A potential criticism(?) people have lobbed at Apple’s approach to this has been the “throw everything at the wall and see what sticks” appearance of it all. A lack of dedicated apps being mentioned seems to be another nail lined up for coffin driving.
However, it’s the versatility of the product that currently has everyone’s attention right now. Given the advanced hardware mixed with the feature-rich capabilities, the promise of the Vision Pro taps into a core interest present in a lot of homeowners right now: that of the smart home.
It’s not just a new way to experience games or movies and such. It’s a new way to engage with one’s environment, and with the pitiful 2 hour battery life, it seems that environment relies heavily on established infrastructure (i.e. a home). As such, many of the features focus on either changing or enhancing what people do in that home environment: the goal of any smart home product.
Keith Esterly, Chief Learning Architect of HTSA, had a great way of describing the way the Big Three (Apple, Amazon, and Google) compete in the smart home market. They do a really good job at identifying what experiences customers are looking for and making solutions to enable those experiences.

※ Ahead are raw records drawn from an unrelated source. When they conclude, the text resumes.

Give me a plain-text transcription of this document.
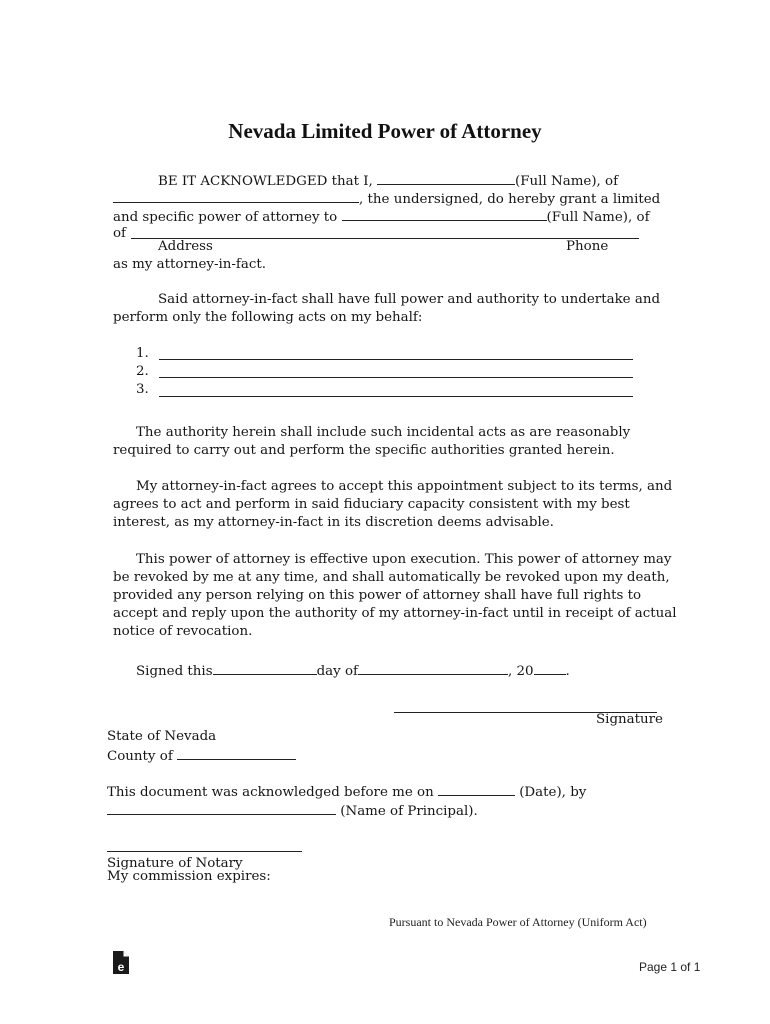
Nevada Limited Power of Attorney
BE IT ACKNOWLEDGED that I,	(Full Name), of
, the undersigned, do hereby grant a limited
and specific power of attorney to	(Full Name), of
of
Address	Phone
as my attorney-in-fact.
Said attorney-in-fact shall have full power and authority to undertake and
perform only the following acts on my behalf:
1.
2.
3.
The authority herein shall include such incidental acts as are reasonably
required to carry out and perform the specific authorities granted herein.
My attorney-in-fact agrees to accept this appointment subject to its terms, and
agrees to act and perform in said fiduciary capacity consistent with my best
interest, as my attorney-in-fact in its discretion deems advisable.
This power of attorney is effective upon execution. This power of attorney may
be revoked by me at any time, and shall automatically be revoked upon my death,
provided any person relying on this power of attorney shall have full rights to
accept and reply upon the authority of my attorney-in-fact until in receipt of actual
notice of revocation.
Signed this	day of	, 20 .
Signature
State of Nevada
County of
This document was acknowledged before me on	(Date), by
(Name of Principal).
Signature of Notary
My commission expires:
Pursuant to Nevada Power of Attorney (Uniform Act)
e	Page 1 of 1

And I think the Apple Vision Pro has done the best so far at identifying potential needs in the home environment and creating a product that can offer a unique and engaging experience that satisfies those needs and then some.
Could that mean a dedicated VR/AR room is in the cards for some enterprising integrator once this product hits the market (if that hasn’t been done already with others)?
We’ll have to see. With a price point of $3,500, it’s not going to be for everyone.
At the very least, it’s worth keeping an eye on while we wait for the physical release.